I had more drugs in me than Keith Richards (as an infant) but thought I was good to drive, even though I wasn’t licensed to drive in the first damn place. It went pretty well for the first half of a mile, then I decided to do some fishtails on the loose, gravel road. That was when all hell broke loose.

I did a couple of fishtails, just enough to throw around the gravel, then, as if some outside force were acting on the car (inertia possibly?) the whipping motion grew larger and larger. I often like to fault my brother Dan for not pulling the emergency brake, but, seriously, this car was a front wheel drive, no amount of pulling the emergency brake was going to stop the car. When I went to hit the brake pedal, my foot slipped off of it and fell directly on the gas pedal. It powered the car into the inevitable spin that I already had it in, this lead to landing the car in a ditch of sorts. If you can call a ditch a twenty foot vertical drop that is only stopped by a very small tree fifteen feet down.

When we touched down, as it were, I assessed the situation and figured that I was probably “pretty fucked”. I ran back home with my brother and told him that he should go immediately to bed so that I alone could take the punishment for this one. Dan did go to bed. I left a note on Dad’s door that said I was sleeping on the couch and really needed to talk to him. But, dad was wise to us, he knew that if I was gonna take the fall for whatever happened that it must be Dan that initiated it. He woke up Dan first, just to see what happened. Dan must not have said a word to him about it since Dad woke me up next, with no idea why I left the note on his door.

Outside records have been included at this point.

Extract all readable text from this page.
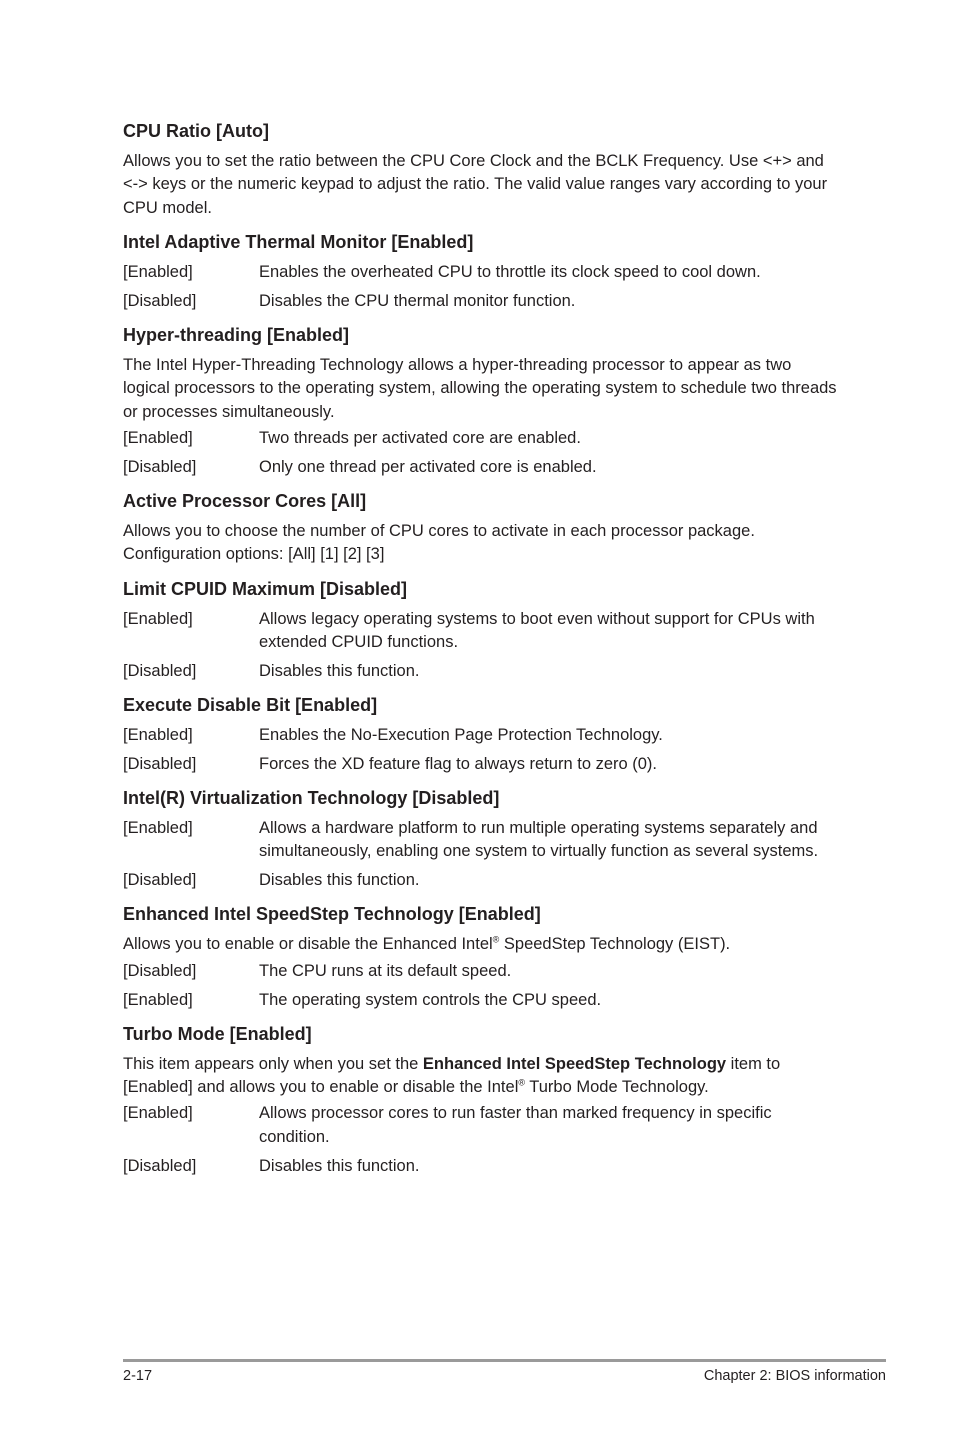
CPU Ratio [Auto]
Allows you to set the ratio between the CPU Core Clock and the BCLK Frequency. Use <+> and <-> keys or the numeric keypad to adjust the ratio. The valid value ranges vary according to your CPU model.
Intel Adaptive Thermal Monitor [Enabled]
[Enabled]	Enables the overheated CPU to throttle its clock speed to cool down.
[Disabled]	Disables the CPU thermal monitor function.
Hyper-threading [Enabled]
The Intel Hyper-Threading Technology allows a hyper-threading processor to appear as two logical processors to the operating system, allowing the operating system to schedule two threads or processes simultaneously.
[Enabled]	Two threads per activated core are enabled.
[Disabled]	Only one thread per activated core is enabled.
Active Processor Cores [All]
Allows you to choose the number of CPU cores to activate in each processor package. Configuration options: [All] [1] [2] [3]
Limit CPUID Maximum [Disabled]
[Enabled]	Allows legacy operating systems to boot even without support for CPUs with extended CPUID functions.
[Disabled]	Disables this function.
Execute Disable Bit [Enabled]
[Enabled]	Enables the No-Execution Page Protection Technology.
[Disabled]	Forces the XD feature flag to always return to zero (0).
Intel(R) Virtualization Technology [Disabled]
[Enabled]	Allows a hardware platform to run multiple operating systems separately and simultaneously, enabling one system to virtually function as several systems.
[Disabled]	Disables this function.
Enhanced Intel SpeedStep Technology [Enabled]
Allows you to enable or disable the Enhanced Intel® SpeedStep Technology (EIST).
[Disabled]	The CPU runs at its default speed.
[Enabled]	The operating system controls the CPU speed.
Turbo Mode [Enabled]
This item appears only when you set the Enhanced Intel SpeedStep Technology item to [Enabled] and allows you to enable or disable the Intel® Turbo Mode Technology.
[Enabled]	Allows processor cores to run faster than marked frequency in specific condition.
[Disabled]	Disables this function.
2-17	Chapter 2: BIOS information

Remembering that Dad really hated to be lied to, I never lied. Well, with the possible exception of not mentioning Dan’s name during questioning. I did this, it is my fault and I will take the wrath. I told Dad that I had dumped his girlfriend’s car into a ditch. Dad seemed a little too happy at that revelation, I expected a beating or something. Still, I had to go show him where I “dumped the car into the ditch”.

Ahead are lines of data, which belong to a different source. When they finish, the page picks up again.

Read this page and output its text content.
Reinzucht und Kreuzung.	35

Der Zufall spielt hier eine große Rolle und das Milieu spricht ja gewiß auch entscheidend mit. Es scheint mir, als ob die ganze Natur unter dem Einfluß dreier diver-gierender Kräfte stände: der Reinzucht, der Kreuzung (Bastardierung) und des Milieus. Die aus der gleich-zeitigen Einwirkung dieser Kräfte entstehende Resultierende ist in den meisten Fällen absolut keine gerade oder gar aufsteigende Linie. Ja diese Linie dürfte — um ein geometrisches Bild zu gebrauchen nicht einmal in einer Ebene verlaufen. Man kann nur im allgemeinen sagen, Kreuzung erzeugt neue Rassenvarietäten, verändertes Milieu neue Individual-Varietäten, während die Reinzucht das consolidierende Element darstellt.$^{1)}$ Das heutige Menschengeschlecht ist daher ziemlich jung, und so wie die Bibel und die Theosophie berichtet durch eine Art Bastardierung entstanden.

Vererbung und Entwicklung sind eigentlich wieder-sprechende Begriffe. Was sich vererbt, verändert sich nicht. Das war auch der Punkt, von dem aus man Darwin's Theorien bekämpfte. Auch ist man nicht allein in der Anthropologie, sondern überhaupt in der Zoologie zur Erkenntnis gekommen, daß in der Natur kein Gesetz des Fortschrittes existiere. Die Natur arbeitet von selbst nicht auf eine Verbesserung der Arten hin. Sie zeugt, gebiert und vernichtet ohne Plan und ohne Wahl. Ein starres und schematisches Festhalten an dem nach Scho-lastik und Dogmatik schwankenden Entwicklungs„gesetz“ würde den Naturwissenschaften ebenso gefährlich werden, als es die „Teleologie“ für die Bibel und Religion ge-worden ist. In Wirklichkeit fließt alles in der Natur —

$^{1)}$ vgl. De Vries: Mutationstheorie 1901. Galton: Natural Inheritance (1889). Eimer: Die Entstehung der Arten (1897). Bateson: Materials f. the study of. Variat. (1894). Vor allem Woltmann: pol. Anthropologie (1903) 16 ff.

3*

It took two travels (two each way) up and down that road before I finally spotted the car. Here I must note that he was pretty pissed that I told him that I put the car into a ditch, yet it took driving by that ditch four times to find it (some ditches are deeper than others, right?). We ended up busting out a couple of tractors to pull the thing out of the ditch (Dad called it a ravine).

No harm, no foul, right?

There was a lot of harm though. The little Toyota Celica was never going to look the same again. I caved in the driver door (when the car hit the tree in that little ditch) but the rest of the damage was so not me. The car hit on the driver’s side (which was when I told dan to run and let me take the punishment) the trees never touched the front or back of the car. Somehow the front end of the little car was also pretty mangled.

It turns out that my dad had wrecked the same car only a few days before, but failed to mention that to his girlfriend. My wrecking of the car gave him the perfect scapegoat (thanks dad). He laid all of the the blame off on me, my punishment was to drag scrap from the forest (5 acres of which we lived on) back to the burn piles, every day, for a year. (thanks dad). But there was no beating with a belt.

I must note that I only know the truth about the celica since I overheard him talking to a friend about it. Which probably pisses me off even more. He should have thanked me for wrecking that car so that he didn’t have to fess up to it. Instead, I got year round forest patrol, but no beating with a belt.

I started this post to defend my father, it has gone horribly the other direction. I really have to call it an end.

Dad was a good guy. I learned a lot of lessons from him. Perhaps, in time, I will have visual or physical triggers that bring him back to mind. As of now I really don’t have anything.